Only 40 percent of Democrats would stay and fight. A majority, at 52 percent, say they would leave the country.

This is the sort of thing that makes you sit up and take notice. This kind of question is not an actual predictor of action, of course, because we cannot know what happens until actual circumstances arise. What this does not mean is a partisan difference in a real-life defense of America. But there is something else communicated that remains meaningful. Unpeeling the question a bit, we can understand it as asking whether America is worth defending.

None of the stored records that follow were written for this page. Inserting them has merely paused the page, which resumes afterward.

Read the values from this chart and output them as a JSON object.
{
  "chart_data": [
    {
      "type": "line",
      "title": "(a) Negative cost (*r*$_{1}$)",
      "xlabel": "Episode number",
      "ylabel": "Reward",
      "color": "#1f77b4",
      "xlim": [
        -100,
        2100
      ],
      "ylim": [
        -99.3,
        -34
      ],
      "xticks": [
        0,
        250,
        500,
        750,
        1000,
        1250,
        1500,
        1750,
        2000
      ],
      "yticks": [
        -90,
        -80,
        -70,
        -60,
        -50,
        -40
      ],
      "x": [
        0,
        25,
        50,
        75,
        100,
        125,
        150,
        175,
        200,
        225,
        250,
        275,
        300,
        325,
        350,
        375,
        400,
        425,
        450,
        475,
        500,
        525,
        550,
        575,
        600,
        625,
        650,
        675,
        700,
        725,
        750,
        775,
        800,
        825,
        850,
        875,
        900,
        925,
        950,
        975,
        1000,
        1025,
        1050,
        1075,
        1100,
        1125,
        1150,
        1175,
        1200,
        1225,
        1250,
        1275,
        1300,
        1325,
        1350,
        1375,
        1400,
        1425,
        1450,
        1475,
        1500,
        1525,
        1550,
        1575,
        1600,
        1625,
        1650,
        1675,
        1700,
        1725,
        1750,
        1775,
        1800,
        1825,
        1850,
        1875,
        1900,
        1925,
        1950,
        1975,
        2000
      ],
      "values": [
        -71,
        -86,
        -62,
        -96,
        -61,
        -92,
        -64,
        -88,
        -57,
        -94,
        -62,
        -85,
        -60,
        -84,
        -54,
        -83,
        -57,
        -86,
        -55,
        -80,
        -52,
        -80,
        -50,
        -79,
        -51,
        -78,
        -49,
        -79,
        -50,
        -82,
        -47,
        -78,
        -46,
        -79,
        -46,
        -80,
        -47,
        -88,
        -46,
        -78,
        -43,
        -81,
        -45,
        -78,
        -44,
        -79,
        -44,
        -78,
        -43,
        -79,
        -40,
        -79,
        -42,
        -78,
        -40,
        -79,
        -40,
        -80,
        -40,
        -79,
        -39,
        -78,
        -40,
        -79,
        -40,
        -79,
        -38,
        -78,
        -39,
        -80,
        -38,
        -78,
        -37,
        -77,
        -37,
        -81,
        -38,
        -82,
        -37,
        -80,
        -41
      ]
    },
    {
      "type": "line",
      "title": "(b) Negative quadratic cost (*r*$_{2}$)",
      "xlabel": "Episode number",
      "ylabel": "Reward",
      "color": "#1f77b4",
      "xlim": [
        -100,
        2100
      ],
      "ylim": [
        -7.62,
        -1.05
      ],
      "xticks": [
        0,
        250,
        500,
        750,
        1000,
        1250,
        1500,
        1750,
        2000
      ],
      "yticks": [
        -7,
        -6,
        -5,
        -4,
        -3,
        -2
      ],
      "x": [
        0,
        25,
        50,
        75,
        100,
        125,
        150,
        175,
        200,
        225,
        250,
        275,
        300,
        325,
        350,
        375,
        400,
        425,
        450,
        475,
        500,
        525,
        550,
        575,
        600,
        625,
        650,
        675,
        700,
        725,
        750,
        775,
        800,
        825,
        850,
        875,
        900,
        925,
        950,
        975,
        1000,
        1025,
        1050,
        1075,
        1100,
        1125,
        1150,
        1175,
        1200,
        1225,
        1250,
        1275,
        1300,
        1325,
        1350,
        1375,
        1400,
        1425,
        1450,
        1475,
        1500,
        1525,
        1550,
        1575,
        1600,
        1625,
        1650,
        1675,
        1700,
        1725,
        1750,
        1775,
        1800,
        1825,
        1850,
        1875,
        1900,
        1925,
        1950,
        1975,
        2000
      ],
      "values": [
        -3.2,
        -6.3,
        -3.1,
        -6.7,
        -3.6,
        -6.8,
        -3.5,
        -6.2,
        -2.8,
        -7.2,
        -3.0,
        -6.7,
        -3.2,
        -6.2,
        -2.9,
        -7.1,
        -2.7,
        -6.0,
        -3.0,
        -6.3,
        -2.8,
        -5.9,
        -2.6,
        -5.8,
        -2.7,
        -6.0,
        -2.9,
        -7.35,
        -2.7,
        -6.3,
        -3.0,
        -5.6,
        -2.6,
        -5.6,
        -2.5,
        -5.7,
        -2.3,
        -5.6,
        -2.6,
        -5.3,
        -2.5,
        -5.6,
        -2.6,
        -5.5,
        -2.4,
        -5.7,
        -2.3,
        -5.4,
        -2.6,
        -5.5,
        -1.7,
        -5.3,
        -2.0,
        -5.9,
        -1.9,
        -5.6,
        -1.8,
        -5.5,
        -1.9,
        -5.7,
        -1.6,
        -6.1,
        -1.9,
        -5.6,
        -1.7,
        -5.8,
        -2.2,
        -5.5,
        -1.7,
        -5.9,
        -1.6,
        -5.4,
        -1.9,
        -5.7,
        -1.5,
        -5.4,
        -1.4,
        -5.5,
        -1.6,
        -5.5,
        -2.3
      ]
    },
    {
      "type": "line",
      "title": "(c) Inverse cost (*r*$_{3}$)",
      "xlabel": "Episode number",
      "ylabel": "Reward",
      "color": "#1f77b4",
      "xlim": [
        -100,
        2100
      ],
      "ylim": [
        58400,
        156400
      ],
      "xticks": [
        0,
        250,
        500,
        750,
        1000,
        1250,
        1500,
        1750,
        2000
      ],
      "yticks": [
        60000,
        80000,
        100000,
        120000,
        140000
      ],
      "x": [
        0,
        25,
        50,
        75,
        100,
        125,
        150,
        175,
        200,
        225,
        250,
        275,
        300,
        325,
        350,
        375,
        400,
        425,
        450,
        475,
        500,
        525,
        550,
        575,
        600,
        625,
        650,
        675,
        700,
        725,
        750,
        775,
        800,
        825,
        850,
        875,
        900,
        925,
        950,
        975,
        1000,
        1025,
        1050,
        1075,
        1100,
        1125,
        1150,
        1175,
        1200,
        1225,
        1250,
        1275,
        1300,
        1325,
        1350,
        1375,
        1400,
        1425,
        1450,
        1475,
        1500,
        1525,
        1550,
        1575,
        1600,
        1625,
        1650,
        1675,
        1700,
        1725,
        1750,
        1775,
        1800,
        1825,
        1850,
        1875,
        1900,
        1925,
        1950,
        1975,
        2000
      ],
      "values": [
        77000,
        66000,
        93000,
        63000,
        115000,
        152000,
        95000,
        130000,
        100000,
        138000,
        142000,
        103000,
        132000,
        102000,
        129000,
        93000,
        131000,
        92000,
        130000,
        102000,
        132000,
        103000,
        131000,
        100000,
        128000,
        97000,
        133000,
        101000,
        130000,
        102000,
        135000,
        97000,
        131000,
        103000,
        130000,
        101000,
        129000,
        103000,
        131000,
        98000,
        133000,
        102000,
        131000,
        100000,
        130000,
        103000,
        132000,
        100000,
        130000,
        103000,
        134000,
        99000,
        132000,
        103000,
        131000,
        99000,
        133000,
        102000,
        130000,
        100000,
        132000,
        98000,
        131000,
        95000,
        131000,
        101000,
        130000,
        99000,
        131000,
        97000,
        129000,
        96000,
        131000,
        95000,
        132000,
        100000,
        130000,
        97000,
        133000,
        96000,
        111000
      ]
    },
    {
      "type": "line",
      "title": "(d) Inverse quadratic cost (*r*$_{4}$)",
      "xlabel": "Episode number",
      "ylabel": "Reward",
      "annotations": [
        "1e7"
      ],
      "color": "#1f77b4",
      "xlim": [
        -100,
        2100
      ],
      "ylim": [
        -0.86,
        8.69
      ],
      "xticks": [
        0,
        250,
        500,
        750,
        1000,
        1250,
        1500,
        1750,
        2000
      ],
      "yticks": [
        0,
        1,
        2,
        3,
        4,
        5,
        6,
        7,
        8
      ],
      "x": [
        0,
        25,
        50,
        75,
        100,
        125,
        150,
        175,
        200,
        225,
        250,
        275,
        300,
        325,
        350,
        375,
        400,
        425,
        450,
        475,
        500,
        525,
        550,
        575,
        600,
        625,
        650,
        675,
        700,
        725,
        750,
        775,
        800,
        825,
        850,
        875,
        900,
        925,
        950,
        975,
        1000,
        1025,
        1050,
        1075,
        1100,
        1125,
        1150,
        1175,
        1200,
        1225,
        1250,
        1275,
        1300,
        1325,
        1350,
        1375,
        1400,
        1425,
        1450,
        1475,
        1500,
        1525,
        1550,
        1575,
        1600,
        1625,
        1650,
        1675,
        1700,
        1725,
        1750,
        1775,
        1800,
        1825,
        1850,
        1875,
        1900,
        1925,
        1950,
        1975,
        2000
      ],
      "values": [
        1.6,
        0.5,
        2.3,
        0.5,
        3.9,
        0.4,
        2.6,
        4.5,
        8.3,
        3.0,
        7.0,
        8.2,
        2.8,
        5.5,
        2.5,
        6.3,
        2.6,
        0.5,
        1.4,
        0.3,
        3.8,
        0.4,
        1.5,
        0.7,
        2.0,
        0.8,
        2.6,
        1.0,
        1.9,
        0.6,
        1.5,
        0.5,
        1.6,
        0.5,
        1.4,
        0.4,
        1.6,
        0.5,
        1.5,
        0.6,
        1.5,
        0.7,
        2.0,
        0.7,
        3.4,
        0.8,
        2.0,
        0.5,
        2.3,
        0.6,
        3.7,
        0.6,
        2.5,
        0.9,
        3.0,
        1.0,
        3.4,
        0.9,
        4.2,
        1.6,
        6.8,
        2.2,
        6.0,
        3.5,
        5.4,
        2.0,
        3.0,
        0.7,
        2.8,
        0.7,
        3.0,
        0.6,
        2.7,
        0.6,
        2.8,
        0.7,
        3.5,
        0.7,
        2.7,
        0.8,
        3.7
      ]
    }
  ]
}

For ordinary people of ordinary sentiment, the answer is a clear ‘yes.’ But for committed partisans who have a deeply imbibed ideology that condemns America, the answer is increasingly ‘no.’ If you’re a self-identified Democrat now, that may well be you. That’s especially so if you are a member of the cohort that increasingly directs and defines the party—white, childless, upper-income, and holding an advanced degree. The likelihood that you’ve internalized a narrative—from Critical Race Theory, among other sources—that holds America to be iniquitous and conceived in sin is quite high.

The effect shows through numbers like this, with a majority unable to muster the will to fight even against an imaginary invasion. The lowest imaginable bar for action, words without deeds, cannot be cleared. The rest of us, the American majority, should take note—and understand that this sentiment (or lack of it) bleeds into real life. The people who don’t believe they would defend America against a Russian-style invasion are also the people who don’t defend our history, don’t defend our heritage, don’t defend our workers, and don’t defend our borders.

They’re wrong, of course. America is worth fighting for. For those of us who understand this truth, the question is how we win, and govern, against the efforts of those who do not possess that same faith.

Views expressed in this article are opinions of the author and do not necessarily reflect the views of The Epoch Times.
Brooke Leslie Rollins is the president and CEO of the America First Policy Institute.